Today I went to the funeral of a young woman who worked in my university’s office. I have known her for just about a year. When I think of her, the word ‘radiant’ comes to mind. She is statuesque, expressive, quirky. I have never seen her without a smile and a readiness to help. On my first day at the university, she shepherded me through the labyrinthine personnel offices and made sure that I got every signature and stamp. Each morning she greeted me warmly and gave me my classroom key. I knew she had been battling cancer for some time, and that she was undergoing treatment for a recurrence, but except for the scarf she wore to cover her bald head, to look at her was to see–life.
She died on Thursday and her funeral was today, Saturday. Compared to funerals in the U.S., this seems pretty fast, though I know in some practices, where the body is not embalmed, the funeral also takes place within a few short days. She was cremated. I don’t know if this is a typical practice here.
A part of me was the cultural observer: so, this is how Lithuanians conduct funerals. This is the way they mourn their dead. Another part was broken for her stoic mother, whose hands trembled but sat otherwise still; for her husband who wore aviator sunglasses, behind which tears fell.
I have been told her funeral was typical. Family and friends gathered in a chapel-like room at a funeral home where her urn was placed on a dais for viewing. Flowers, mainly white, surrounded the dais. There was a picture of her, which looked like it might have been taken from her national ID card–black and white with very little expression. Mementos and trinkets were laid next to her urn. Pottery angels, small stones, some candles, and a few stuffed-animal sheep. She must have liked sheep. In the background, U2 songs played. I can only guess that they were her favorite band. We sat in the chapel for about an hour. People came and went; they left more flowers and mementos. I was told that this was a time of reflection. I prayed. Some people around me whispered to one another. After a while, a priest came in and everyone stood. He read from a book of funereal liturgy. I recognized some Hail Marys. Then, all of the flowers and mementos were gathered up and all in attendance drove in caravan to the cemetery where her family’s plot had been prepared. After the priest said a few more words and sprinkled her urn with holy water, a grave digger came and lowered her urn into the hole. The priest took a handful of dirt and dropped it down the hole. Then her mother and her husband did the same. They dropped some bouquets of flowers down the hole too. Then we all watched as the grave digger filled in the hole. He was meticulous in his shoveling and scraping and forming, so that when he was finished, a perfect rectangle of raised dirt, with a cross scraped in it, stood above her. A temporary grave marker was planted in the hole. Then the family arranged the flowers and candles over her grave. A few people spoke, I presume sharing some fond memory of her, or telling her how much she would be missed. My Lithuanian is not good enough to know. Then after a few moments, we all left the grave.

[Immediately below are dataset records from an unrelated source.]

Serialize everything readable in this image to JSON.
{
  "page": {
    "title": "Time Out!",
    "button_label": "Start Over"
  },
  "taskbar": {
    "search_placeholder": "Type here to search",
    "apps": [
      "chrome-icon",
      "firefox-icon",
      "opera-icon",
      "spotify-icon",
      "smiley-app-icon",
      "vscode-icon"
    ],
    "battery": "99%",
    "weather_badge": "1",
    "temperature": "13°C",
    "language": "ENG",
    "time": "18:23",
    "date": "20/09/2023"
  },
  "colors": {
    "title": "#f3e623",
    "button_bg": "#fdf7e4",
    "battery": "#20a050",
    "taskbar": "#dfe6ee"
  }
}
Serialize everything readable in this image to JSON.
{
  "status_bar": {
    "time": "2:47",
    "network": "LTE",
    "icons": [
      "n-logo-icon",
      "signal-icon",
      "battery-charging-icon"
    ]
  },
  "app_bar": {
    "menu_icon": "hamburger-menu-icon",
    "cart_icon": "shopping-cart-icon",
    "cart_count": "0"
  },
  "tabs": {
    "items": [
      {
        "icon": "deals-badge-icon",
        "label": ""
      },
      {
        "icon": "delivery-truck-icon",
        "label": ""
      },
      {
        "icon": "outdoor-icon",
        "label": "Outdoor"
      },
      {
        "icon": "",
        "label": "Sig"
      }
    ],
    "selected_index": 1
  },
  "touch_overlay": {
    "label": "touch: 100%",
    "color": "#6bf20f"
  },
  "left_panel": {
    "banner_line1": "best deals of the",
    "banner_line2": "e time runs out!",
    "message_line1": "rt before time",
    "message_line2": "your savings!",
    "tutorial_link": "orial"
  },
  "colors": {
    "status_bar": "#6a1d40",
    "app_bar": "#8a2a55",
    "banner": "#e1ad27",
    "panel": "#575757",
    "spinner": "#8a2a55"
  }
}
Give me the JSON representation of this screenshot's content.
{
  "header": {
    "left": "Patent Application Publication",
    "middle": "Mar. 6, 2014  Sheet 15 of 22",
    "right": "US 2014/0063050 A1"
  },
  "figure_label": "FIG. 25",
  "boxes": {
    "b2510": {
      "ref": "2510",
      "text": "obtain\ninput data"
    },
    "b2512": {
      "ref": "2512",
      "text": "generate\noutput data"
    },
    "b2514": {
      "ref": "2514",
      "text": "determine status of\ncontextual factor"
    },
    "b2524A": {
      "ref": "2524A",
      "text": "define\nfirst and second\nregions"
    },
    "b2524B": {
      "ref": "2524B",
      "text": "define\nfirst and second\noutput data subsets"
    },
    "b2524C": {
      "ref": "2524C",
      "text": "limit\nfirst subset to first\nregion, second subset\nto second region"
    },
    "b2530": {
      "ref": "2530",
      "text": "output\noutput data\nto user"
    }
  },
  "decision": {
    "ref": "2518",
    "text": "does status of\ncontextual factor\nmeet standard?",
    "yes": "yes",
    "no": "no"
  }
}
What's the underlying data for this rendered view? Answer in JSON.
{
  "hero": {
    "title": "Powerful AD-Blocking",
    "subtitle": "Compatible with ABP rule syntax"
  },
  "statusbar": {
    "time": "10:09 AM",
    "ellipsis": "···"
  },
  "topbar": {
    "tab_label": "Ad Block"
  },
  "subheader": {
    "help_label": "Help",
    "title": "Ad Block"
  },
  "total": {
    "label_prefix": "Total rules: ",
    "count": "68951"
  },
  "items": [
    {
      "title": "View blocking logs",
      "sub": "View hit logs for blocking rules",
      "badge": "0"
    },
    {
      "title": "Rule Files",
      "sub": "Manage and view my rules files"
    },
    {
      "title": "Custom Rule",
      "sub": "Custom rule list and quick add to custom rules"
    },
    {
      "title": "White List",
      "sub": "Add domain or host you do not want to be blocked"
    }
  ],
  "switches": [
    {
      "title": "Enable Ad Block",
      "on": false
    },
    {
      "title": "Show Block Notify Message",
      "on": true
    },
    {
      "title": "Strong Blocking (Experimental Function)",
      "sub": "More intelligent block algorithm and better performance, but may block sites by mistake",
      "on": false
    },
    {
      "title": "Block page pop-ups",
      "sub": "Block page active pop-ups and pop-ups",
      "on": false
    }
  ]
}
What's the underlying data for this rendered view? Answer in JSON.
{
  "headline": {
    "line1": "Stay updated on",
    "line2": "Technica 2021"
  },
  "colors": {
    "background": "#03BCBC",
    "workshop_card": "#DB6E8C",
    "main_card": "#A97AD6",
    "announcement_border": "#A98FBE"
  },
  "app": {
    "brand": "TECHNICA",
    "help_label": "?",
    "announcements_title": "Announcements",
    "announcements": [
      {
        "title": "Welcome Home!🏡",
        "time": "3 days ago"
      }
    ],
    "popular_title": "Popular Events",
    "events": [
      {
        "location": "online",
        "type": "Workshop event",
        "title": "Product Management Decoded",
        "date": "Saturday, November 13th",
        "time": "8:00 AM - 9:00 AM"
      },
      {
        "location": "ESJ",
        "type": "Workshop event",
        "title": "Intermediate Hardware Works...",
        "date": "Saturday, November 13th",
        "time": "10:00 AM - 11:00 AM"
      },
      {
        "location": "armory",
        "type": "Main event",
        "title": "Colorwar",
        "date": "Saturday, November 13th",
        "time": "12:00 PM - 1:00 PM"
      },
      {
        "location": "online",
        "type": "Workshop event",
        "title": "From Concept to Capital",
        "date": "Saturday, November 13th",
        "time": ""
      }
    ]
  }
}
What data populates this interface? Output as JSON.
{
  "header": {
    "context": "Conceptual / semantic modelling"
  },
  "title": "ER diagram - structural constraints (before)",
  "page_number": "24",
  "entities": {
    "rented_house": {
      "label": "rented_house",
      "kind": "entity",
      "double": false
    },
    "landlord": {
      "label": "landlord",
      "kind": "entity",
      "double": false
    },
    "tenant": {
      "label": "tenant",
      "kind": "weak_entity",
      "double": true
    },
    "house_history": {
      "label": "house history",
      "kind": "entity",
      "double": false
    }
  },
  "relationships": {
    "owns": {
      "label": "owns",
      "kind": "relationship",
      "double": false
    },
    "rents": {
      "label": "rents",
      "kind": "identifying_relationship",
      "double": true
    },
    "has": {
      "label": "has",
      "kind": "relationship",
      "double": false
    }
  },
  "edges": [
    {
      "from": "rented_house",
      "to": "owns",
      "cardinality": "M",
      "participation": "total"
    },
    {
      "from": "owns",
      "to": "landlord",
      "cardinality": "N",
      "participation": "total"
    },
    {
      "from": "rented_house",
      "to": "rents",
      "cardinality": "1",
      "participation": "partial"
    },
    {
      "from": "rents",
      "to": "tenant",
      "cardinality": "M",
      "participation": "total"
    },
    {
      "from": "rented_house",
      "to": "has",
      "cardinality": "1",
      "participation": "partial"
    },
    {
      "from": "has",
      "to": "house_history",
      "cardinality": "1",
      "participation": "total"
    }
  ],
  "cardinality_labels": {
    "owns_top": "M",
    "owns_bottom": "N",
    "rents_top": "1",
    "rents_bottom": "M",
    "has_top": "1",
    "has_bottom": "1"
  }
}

I was a bystander today. Most of this is because of culture and language, and the fact that though I knew her, and I will miss her, I am not family or a close friend. So much of today I felt like an outsider, a stranger whose presence was either tolerated, or barely noticed as those more touched by grief struggled in that grief.
Grief makes me awkward and uncomfortable. I don’t like it, not just here in Lithuania where I am clearly an outsider, but even in the U.S. I never know how to comfort or how to be comforted. At my father’s funeral, I wanted nothing more than to find a place away from everyone and just sit in silence. I didn’t want to hear stories about him. I didn’t want to talk about him. I almost took my mom’s car keys and drove off, but I couldn’t bring myself to abandon her. But that’s what I wanted. I wanted to be alone with my grief, and so when I meet someone else in theirs, my instinct is to leave them be. To run from the awkwardness and discomfort. This is selfish, because I don’t want to be there, but I also think it is natural.
Death is wrong. It shouldn’t be here. I disagree with those who say death is a part of life. It’s not. It was never designed to be. And so when I am confronted with the unnaturalness of death, I want to flee from it. I look forward to the day when death is no more, but until then, I have to muddle through the awkwardness and discomfort. I don’t know what her beliefs were, and I don’t know what would bring comfort to her family. Right now, probably very little. But I know One who is the source of all peace, and so to Him I turn in times like these. I pray, in all of my awkwardness and discomfort, for the peace that passes all understanding to fill those who mourn. I pray for the day when there will be no more mourning.